An annotation scheme and Gold Standard for Dutch-English word alignment

Publication type
C1
Publication status
Published
Author
Macken, L.
Editor
N. Calzolari, K. Choukri, B. Maegaard, J. Mariani, J. Odijk, S. Piperidis, M. Rosner, & D. Tapias
Series
Proceedings of the seventh International Conference on Language Resources and Evaluation (LREC'10)
Pagination
3369-3374
Publisher
European Language Resources Association (Valletta, Malta)
Download
(.pdf)

Abstract

The importance of sentence-aligned parallel corpora has been widely acknowledged. Reference corpora in which sub-sentential translational correspondences are indicated manually are more labour-intensive to create, and hence less widespread. Such manually created reference alignments – also called Gold Standards – have been used in research projects to develop or test automatic word alignment systems. In most translations, translational correspondences are rather complex; for example word-by-word correspondences can be found only for a limited number of words.

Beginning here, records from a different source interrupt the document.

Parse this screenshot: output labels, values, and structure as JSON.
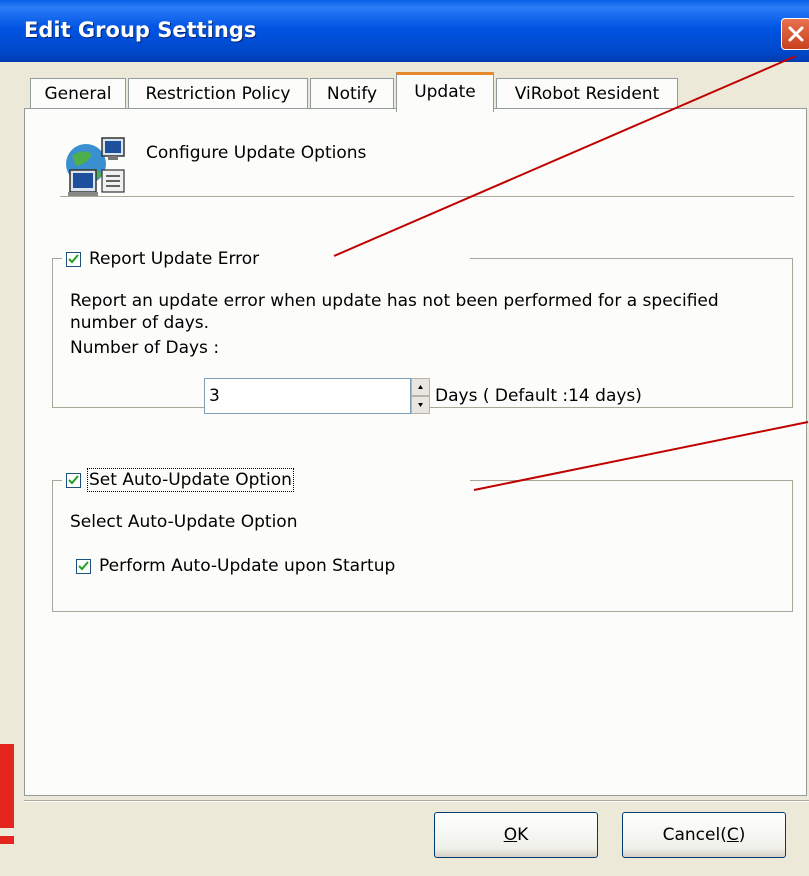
{
  "window": {
    "title": "Edit Group Settings"
  },
  "tabs": [
    {
      "label": "General"
    },
    {
      "label": "Restriction Policy"
    },
    {
      "label": "Notify"
    },
    {
      "label": "Update",
      "active": true
    },
    {
      "label": "ViRobot Resident"
    }
  ],
  "header": {
    "text": "Configure Update Options",
    "icon": "network-computers-icon"
  },
  "report_group": {
    "checkbox_label": "Report Update Error",
    "checked": true,
    "description": "Report an update error when update has not been performed for a specified number of days.",
    "days_label": "Number of Days :",
    "days_value": "3",
    "days_suffix": "Days ( Default :14 days)"
  },
  "auto_group": {
    "checkbox_label": "Set Auto-Update Option",
    "checked": true,
    "select_label": "Select Auto-Update Option",
    "startup_label": "Perform Auto-Update upon Startup",
    "startup_checked": true
  },
  "buttons": {
    "ok_prefix": "",
    "ok_mnemonic": "O",
    "ok_rest": "K",
    "cancel_prefix": "Cancel(",
    "cancel_mnemonic": "C",
    "cancel_rest": ")"
  },
  "colors": {
    "titlebar": "#0054e3",
    "tab_highlight": "#e68b2c",
    "annotation_line": "#c00000",
    "close_button": "#d9542e"
  }
}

A reference corpus in which those complex translational correspondences are aligned manually is therefore also a useful resource for the development of translation tools and for translation studies. In this paper, we describe how we created a Gold Standard for the Dutch-English language pair. We present the annotation scheme, annotation guidelines, annotation tool and inter-annotator results. To cover a wide range of syntactic and stylistic phenomena that emerge from different writing and translation styles, our Gold Standard data set contains texts from different text types. The Gold Standard will be publicly available as part of the Dutch Parallel Corpus.